Are our stock markets in better shape? Let's see. The average historical price to earnings ratio of the S&P 500 Index (roughly 75% of the US stock market by capitalization) has been about 15. At the height of the "irrational exuberance" phase of the late 1990s, it got up to about 37. At that level, investors were willing to get just a 2.7% "earnings yield" return on their investments. Today, even after the drops in stock market prices since the beginning of the year, it is about 18, as yet roughly 20% above average. And markets tend over time to return to the mean, so that 20% is probably itself unsustainable for the long-term.
But we are also in a downward earnings cycle.

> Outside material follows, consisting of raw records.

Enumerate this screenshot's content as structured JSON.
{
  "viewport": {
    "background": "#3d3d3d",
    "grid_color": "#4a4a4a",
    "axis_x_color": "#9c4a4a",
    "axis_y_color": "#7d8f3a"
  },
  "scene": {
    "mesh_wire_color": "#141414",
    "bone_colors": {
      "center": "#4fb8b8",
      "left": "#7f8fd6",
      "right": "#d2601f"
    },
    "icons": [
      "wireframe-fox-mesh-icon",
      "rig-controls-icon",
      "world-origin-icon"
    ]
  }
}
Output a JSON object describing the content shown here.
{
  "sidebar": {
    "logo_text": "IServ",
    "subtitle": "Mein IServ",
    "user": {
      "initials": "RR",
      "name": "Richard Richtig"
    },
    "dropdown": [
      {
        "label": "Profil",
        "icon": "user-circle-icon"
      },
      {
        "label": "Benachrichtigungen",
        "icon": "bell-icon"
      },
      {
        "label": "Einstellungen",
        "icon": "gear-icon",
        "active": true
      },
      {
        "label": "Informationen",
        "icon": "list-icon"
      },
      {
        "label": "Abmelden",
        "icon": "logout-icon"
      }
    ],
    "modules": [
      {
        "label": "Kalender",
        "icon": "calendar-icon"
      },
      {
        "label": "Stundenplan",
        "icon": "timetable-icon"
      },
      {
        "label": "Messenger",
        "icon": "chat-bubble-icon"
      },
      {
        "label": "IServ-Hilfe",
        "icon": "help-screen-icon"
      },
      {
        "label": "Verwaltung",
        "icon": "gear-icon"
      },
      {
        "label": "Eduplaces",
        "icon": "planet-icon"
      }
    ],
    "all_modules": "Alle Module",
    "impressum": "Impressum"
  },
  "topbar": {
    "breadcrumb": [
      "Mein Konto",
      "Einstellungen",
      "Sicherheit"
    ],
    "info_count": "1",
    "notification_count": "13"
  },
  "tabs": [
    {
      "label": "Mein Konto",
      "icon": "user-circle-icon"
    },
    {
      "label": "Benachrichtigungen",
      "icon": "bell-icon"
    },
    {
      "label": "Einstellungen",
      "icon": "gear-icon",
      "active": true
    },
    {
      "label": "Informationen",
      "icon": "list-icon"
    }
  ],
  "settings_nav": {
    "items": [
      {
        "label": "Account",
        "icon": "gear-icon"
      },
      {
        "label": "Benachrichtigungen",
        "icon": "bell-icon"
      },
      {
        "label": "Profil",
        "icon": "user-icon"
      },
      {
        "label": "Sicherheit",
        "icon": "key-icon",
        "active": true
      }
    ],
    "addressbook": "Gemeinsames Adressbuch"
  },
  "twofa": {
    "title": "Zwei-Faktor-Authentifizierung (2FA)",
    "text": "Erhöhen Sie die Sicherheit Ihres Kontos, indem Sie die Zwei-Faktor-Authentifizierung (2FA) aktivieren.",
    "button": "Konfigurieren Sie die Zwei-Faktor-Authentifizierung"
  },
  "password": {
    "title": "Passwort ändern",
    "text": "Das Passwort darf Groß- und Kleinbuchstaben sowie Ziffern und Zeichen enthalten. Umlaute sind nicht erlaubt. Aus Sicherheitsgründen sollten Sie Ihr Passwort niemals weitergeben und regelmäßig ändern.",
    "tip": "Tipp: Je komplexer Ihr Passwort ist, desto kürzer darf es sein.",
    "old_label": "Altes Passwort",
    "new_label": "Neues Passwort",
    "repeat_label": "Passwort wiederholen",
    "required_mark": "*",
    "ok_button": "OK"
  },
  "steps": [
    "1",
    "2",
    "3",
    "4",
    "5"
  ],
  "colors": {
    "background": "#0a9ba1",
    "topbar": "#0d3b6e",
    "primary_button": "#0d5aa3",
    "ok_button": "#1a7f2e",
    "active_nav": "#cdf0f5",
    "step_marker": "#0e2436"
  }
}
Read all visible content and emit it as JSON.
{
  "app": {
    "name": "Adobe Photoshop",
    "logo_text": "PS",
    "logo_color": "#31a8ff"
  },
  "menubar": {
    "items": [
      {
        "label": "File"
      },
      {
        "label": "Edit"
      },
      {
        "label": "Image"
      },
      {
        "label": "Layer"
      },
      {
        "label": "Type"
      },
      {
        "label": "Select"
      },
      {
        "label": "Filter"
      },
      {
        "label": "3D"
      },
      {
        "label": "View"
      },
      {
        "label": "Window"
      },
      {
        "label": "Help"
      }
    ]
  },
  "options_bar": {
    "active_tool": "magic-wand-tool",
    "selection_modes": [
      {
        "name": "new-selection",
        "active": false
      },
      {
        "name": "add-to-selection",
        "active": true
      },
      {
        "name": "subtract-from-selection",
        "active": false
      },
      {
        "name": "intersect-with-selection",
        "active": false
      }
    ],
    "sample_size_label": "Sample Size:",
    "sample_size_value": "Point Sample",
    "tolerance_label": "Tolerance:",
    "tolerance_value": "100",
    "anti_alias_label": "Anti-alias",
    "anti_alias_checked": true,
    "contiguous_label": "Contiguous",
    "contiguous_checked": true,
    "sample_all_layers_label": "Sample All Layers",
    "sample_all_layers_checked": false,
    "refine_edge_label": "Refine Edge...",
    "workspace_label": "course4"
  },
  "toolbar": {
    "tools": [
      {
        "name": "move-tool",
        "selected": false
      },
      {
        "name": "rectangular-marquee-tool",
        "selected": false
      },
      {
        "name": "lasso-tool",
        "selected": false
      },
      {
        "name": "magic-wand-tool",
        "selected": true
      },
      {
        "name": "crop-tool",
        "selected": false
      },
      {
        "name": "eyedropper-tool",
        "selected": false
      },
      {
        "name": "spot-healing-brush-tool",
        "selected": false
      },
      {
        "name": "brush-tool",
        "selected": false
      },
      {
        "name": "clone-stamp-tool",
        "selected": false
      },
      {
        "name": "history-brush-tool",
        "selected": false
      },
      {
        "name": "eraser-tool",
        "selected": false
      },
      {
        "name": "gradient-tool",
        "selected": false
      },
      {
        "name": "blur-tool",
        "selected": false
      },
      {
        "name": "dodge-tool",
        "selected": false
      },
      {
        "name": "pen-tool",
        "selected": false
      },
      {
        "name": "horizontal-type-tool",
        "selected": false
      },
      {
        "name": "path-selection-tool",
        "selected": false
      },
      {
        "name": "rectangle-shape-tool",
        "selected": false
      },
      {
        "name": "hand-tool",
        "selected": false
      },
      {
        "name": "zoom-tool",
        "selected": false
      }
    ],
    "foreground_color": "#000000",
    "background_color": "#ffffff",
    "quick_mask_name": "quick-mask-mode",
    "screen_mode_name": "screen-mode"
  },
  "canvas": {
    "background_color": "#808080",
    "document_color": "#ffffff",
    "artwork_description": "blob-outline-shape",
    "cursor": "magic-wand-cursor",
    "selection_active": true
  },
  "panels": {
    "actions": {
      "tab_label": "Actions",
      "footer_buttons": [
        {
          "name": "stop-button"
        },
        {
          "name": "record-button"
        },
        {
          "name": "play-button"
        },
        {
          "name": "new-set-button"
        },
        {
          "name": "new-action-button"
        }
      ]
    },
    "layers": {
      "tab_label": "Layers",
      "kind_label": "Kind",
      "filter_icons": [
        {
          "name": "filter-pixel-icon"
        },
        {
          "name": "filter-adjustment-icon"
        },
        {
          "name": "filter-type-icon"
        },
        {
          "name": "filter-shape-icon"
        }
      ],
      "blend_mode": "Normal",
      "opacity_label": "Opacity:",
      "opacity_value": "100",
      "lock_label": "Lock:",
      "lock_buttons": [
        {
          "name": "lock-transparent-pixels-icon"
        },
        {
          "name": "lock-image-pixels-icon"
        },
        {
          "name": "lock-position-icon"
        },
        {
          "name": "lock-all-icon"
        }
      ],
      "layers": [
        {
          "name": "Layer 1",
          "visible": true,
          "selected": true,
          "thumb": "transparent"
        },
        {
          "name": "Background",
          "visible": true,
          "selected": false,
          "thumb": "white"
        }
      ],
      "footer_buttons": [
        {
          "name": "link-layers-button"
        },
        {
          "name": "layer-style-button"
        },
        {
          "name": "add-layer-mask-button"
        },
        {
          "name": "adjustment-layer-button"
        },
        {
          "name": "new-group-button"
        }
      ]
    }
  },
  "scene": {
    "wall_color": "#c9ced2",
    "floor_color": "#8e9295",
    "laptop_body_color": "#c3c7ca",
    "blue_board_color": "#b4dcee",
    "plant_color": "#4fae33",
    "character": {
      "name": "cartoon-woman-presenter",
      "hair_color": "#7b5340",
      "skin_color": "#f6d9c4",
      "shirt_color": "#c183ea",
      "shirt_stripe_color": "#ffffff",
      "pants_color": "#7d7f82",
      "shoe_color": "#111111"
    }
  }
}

As people see the value of their homes' equity (most folks' biggest investment) declining, they are likely to reign in spending, particularly as there are stresses too on the economy from high energy and health care costs, food price inflation, and layoffs or company closures as the housing recession settles in. With lower earnings, the P/E ratio will be higher, everything else being equal, unless or until there is a more major drop in stock prices.
Or we can review the price to book value ratio. Historically, it has been around 2.0. But today it is around 2.6 for the S&P 500 Index, roughly 30% above the norm.
If we take into account the substantial amount of debt and credit risk currently floating around corporations, hedge funds, and other financial entities, the values prevalent in the markets are even more suspect. Who could have believed that a major financial player like Bear Stearns, a $167 stock only a few months ago, would be worth but $2 a share early this week?
In short, both for common stocks and real estate, prices still appear to be at least 20-30% high, based on historical levels. Since the greed vs. fear fluctuations tend to go too far both on the upside and downside, and to date neither the excesses in stocks nor those in real estate have been fully wrung out, arguably it is not currently irrational to be negative on these two basic types of financial markets.